You might be curious how to access this wonderful new data update. Let me show you how to access it.
Step 1: Launch Business Analyst.
Step 2: From the Main Menu you will see an ImageConnect menu option. Click the ImageConnect button and select ImageConnect Properties.
Step 3: From the Data Layers drop-down menu select Country Coverage and hit OK.
That’s it you are done. You will have to do this for each computer that Business Analyst is installed on and these preferences will be saved so you won’t have to go back and do this again.
by Jeff Hincy
With clients starting to receive their shipments of Esri Business Analyst with 2009 data I wanted to share some tips on how to transition any old MXDs built on previous versions of Business Analyst. Some users like to save a lot of different MXDs, as another way to organize their work or other good reasons.
Each year our team makes strides to improve the performance and usability of Business Analyst. Based on critical customer feedback and some changes made by the data providers, we completely overhauled the default Business Analyst MXD to provide an enhanced cartographic look and feel of our maps. While we were at it, we thought we would increase performance as well.

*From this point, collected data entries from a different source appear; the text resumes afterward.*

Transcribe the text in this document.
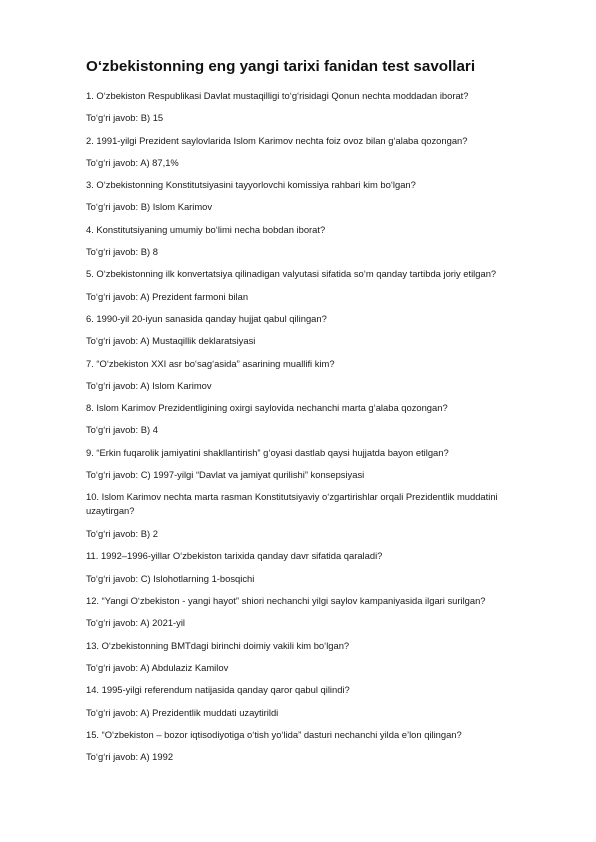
O‘zbekistonning eng yangi tarixi fanidan test savollari

1. O‘zbekiston Respublikasi Davlat mustaqilligi to‘g‘risidagi Qonun nechta moddadan iborat?

To‘g‘ri javob: B) 15

2. 1991-yilgi Prezident saylovlarida Islom Karimov nechta foiz ovoz bilan g‘alaba qozongan?

To‘g‘ri javob: A) 87,1%

3. O‘zbekistonning Konstitutsiyasini tayyorlovchi komissiya rahbari kim bo‘lgan?

To‘g‘ri javob: B) Islom Karimov

4. Konstitutsiyaning umumiy bo‘limi necha bobdan iborat?

To‘g‘ri javob: B) 8

5. O‘zbekistonning ilk konvertatsiya qilinadigan valyutasi sifatida so‘m qanday tartibda joriy etilgan?

To‘g‘ri javob: A) Prezident farmoni bilan

6. 1990-yil 20-iyun sanasida qanday hujjat qabul qilingan?

To‘g‘ri javob: A) Mustaqillik deklaratsiyasi

7. “O‘zbekiston XXI asr bo‘sag‘asida” asarining muallifi kim?

To‘g‘ri javob: A) Islom Karimov

8. Islom Karimov Prezidentligining oxirgi saylovida nechanchi marta g‘alaba qozongan?

To‘g‘ri javob: B) 4

9. “Erkin fuqarolik jamiyatini shakllantirish” g‘oyasi dastlab qaysi hujjatda bayon etilgan?

To‘g‘ri javob: C) 1997-yilgi “Davlat va jamiyat qurilishi” konsepsiyasi

10. Islom Karimov nechta marta rasman Konstitutsiyaviy o‘zgartirishlar orqali Prezidentlik muddatini uzaytirgan?

To‘g‘ri javob: B) 2

11. 1992–1996-yillar O‘zbekiston tarixida qanday davr sifatida qaraladi?

To‘g‘ri javob: C) Islohotlarning 1-bosqichi

12. “Yangi O‘zbekiston - yangi hayot” shiori nechanchi yilgi saylov kampaniyasida ilgari surilgan?

To‘g‘ri javob: A) 2021-yil

13. O‘zbekistonning BMTdagi birinchi doimiy vakili kim bo‘lgan?

To‘g‘ri javob: A) Abdulaziz Kamilov

14. 1995-yilgi referendum natijasida qanday qaror qabul qilindi?

To‘g‘ri javob: A) Prezidentlik muddati uzaytirildi

15. “O‘zbekiston – bozor iqtisodiyotiga o‘tish yo‘lida” dasturi nechanchi yilda e’lon qilingan?

To‘g‘ri javob: A) 1992
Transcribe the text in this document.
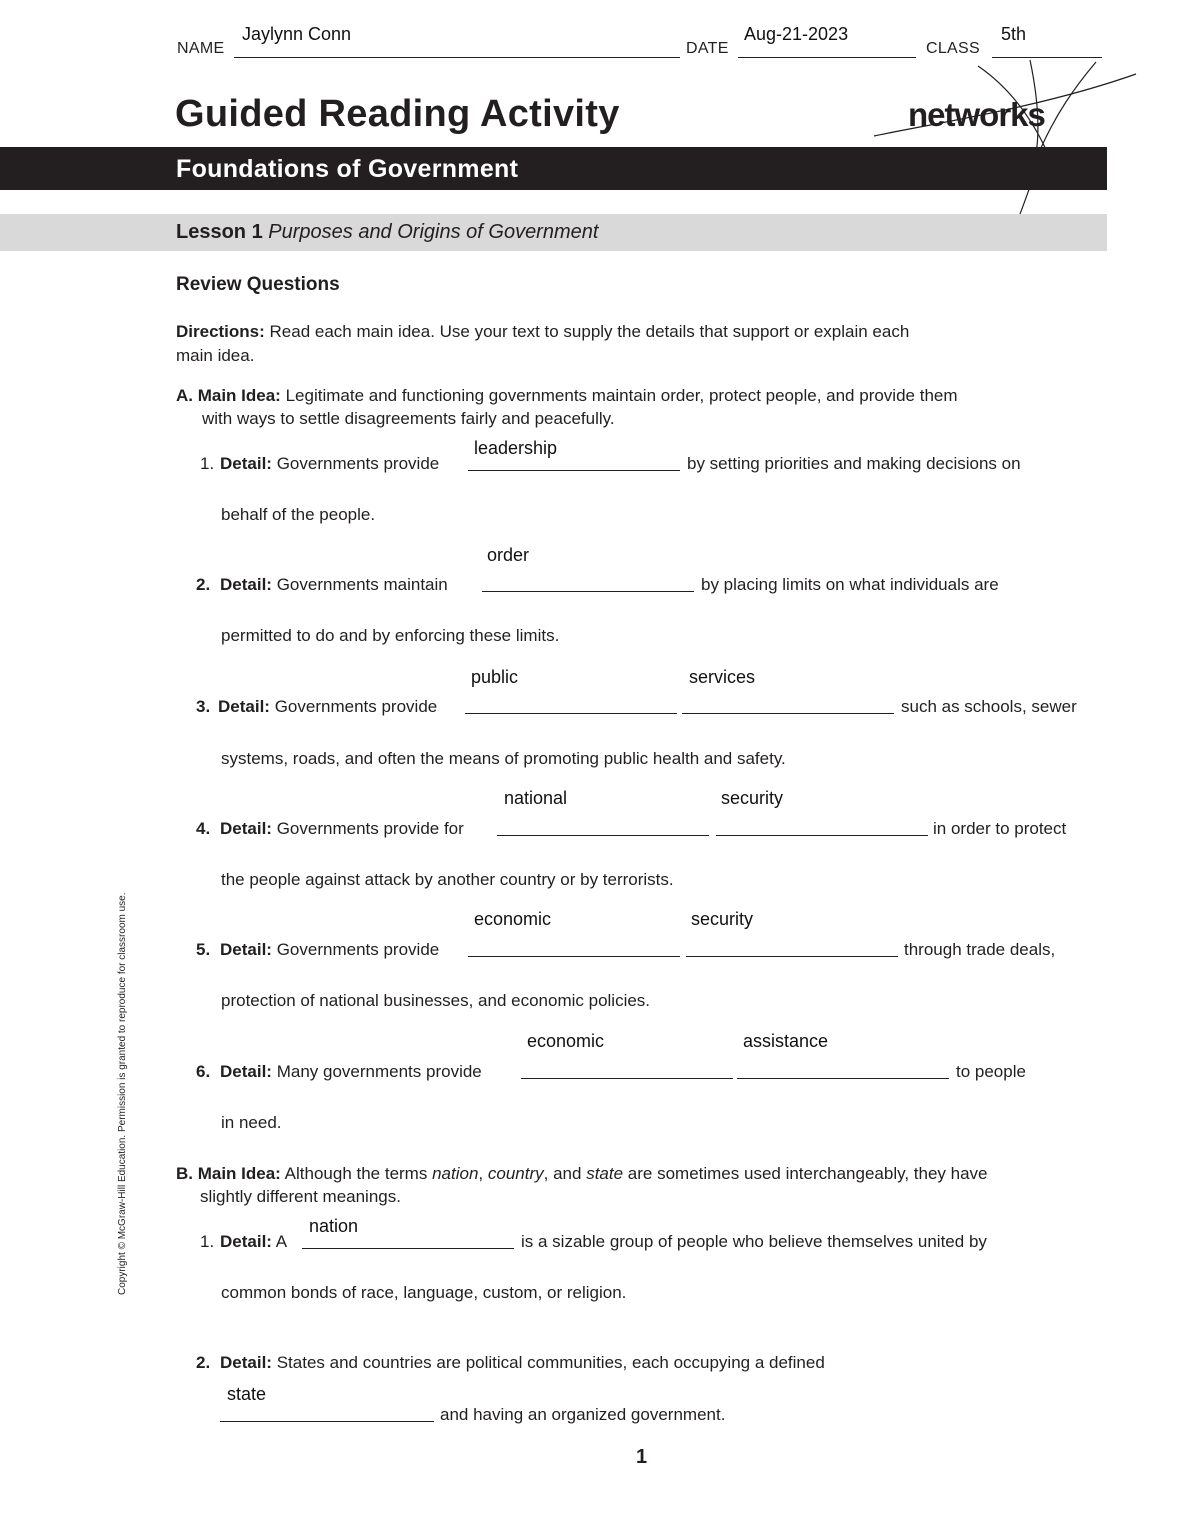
NAME
Jaylynn Conn
DATE
Aug-21-2023
CLASS
5th
Guided Reading Activity	networks
Foundations of Government
Lesson 1 Purposes and Origins of Government
Review Questions
Directions: Read each main idea. Use your text to supply the details that support or explain each
main idea.
A. Main Idea: Legitimate and functioning governments maintain order, protect people, and provide them
with ways to settle disagreements fairly and peacefully.
leadership
1. Detail: Governments provide	by setting priorities and making decisions on
behalf of the people.
order
2. Detail: Governments maintain	by placing limits on what individuals are
permitted to do and by enforcing these limits.
public	services
3. Detail: Governments provide	such as schools, sewer
systems, roads, and often the means of promoting public health and safety.
national	security
4. Detail: Governments provide for	in order to protect
the people against attack by another country or by terrorists.
economic	security
5. Detail: Governments provide	through trade deals,
protection of national businesses, and economic policies.
economic	assistance
6. Detail: Many governments provide	to people
in need.
B. Main Idea: Although the terms nation, country, and state are sometimes used interchangeably, they have
slightly different meanings.
nation
1. Detail: A	is a sizable group of people who believe themselves united by
common bonds of race, language, custom, or religion.
2. Detail: States and countries are political communities, each occupying a defined
state
and having an organized government.
1
Copyright © McGraw-Hill Education. Permission is granted to reproduce for classroom use.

So, if you’re someone with a few (or a few dozen) ‘old’ MXDs lying around which could benefit from some fresh cartography and faster performance, read on. Note: a less-bloggy version of this is posted as a Knowledge Base article on our Support Site.
All you will need to do is remove the group layer associated with older versions of Business Analyst and add in the new group layer we have posted on our support site. I will detail the steps below.

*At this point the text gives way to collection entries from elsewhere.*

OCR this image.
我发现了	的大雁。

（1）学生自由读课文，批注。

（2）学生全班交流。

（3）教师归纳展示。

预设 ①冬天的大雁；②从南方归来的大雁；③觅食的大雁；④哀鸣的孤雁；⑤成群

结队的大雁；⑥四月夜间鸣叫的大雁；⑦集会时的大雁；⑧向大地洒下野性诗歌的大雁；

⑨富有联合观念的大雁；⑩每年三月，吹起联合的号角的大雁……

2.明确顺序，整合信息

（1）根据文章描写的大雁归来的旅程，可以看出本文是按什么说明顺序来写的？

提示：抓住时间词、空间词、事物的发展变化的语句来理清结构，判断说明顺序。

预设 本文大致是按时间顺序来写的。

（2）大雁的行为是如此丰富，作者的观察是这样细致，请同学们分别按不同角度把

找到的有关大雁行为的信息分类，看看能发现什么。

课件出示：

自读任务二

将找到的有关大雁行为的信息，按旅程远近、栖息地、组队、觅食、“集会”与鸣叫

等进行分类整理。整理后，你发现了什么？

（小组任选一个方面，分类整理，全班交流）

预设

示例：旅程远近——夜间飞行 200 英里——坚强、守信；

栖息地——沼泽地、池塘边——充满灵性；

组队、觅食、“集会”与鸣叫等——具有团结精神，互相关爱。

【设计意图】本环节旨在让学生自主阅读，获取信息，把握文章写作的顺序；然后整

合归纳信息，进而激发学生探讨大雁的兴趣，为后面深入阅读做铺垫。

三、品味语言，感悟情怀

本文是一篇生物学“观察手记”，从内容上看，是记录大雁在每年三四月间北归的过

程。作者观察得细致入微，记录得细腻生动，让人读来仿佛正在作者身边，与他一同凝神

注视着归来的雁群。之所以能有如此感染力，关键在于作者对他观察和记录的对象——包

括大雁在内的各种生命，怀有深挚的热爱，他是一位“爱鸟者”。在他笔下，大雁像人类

If you have installed the new version of Business Analyst, the first thing you will notice when launching an older MXD is that many of the underlying basemap layers have red exclamation points ! next to them.
These red exclamation points indicate that the file locations where these layers were stored in previous versions on Business Analyst have been either removed or moved as part of our efforts to update and upgrade the MXD. Although it is possible to repair some of these data sources it is much quicker to simply remove the older Business Analyst group layer and replace it with our new one.

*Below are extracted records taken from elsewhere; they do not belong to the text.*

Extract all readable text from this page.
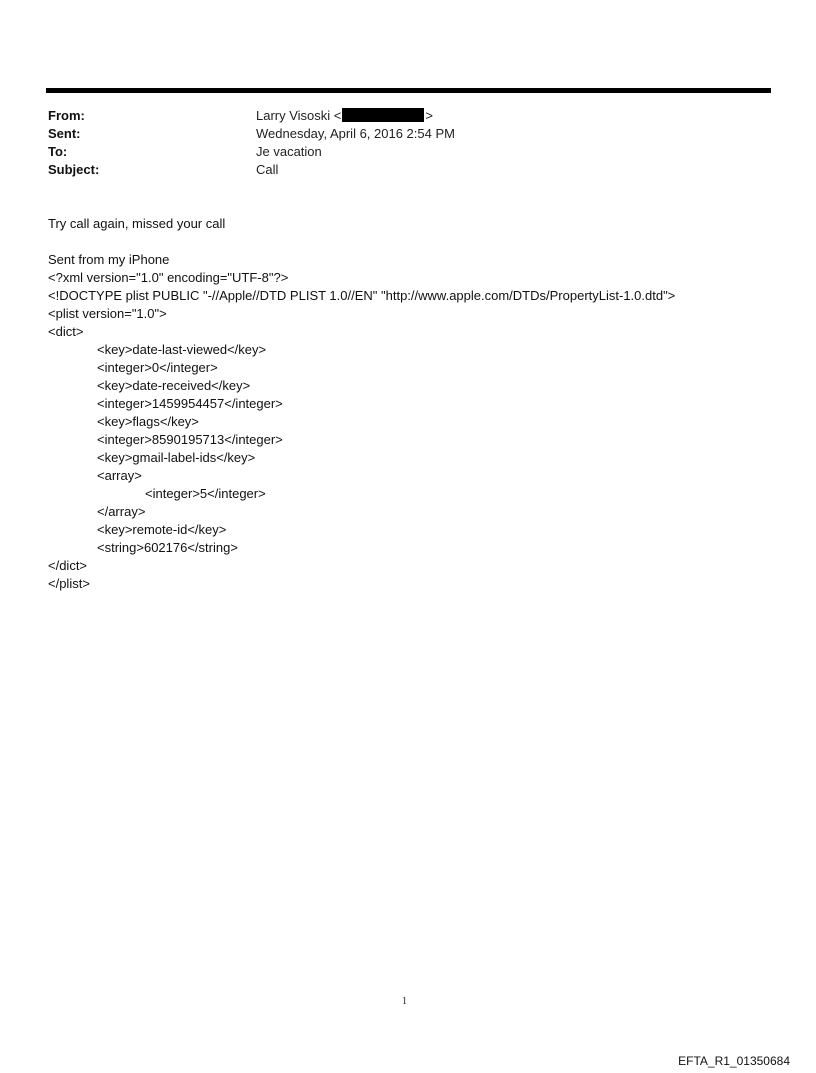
From:	Larry Visoski <	>
Sent:	Wednesday, April 6, 2016 2:54 PM
To:	Je vacation
Subject:	Call
Try call again, missed your call
Sent from my iPhone
<?xml version="1.0" encoding="UTF-8"?>
<!DOCTYPE plist PUBLIC "-//Apple//DTD PLIST 1.0//EN" "http://www.apple.com/DTDs/PropertyList-1.0.dtd">
<plist version="1.0">
<dict>
<key>date-last-viewed</key>
<integer>0</integer>
<key>date-received</key>
<integer>1459954457</integer>
<key>flags</key>
<integer>8590195713</integer>
<key>gmail-label-ids</key>
<array>
<integer>5</integer>
</array>
<key>remote-id</key>
<string>602176</string>
</dict>
</plist>
1
EFTA_R1_01350684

Here are the steps to update your map documents.
Make backups: Back up your MXDs before modifying them. Save any custom labeling or symbology associated with Business Analyst data layers to apply them to the new group layer if needed.
Step 1: Open up an ‘old’ MXD.
Step 2: Right mouse click on the appropriate Business Analyst group layer (typically either the Business Analyst Detailed Map or the Business Analyst Map group layer) and select Remove
Step 3: Download our updated 2009 Business Analyst group layer from our support site and save the group layer to the file directory recommended in the article.
Step 4: Go to File-Add Data or click the Add Data icon to navigate to the new group layer you just downloaded and add it to the map and you are done.
The updated map document will look something like this (excluding your specific layer files).
Note: We recommend that you do not mix data vintages (ie. 2008 and 2009) in your Business Analyst MXD as this may affect the tools dependant on these data layers.
Hopefully these tips will make transitioning older map documents much simpler.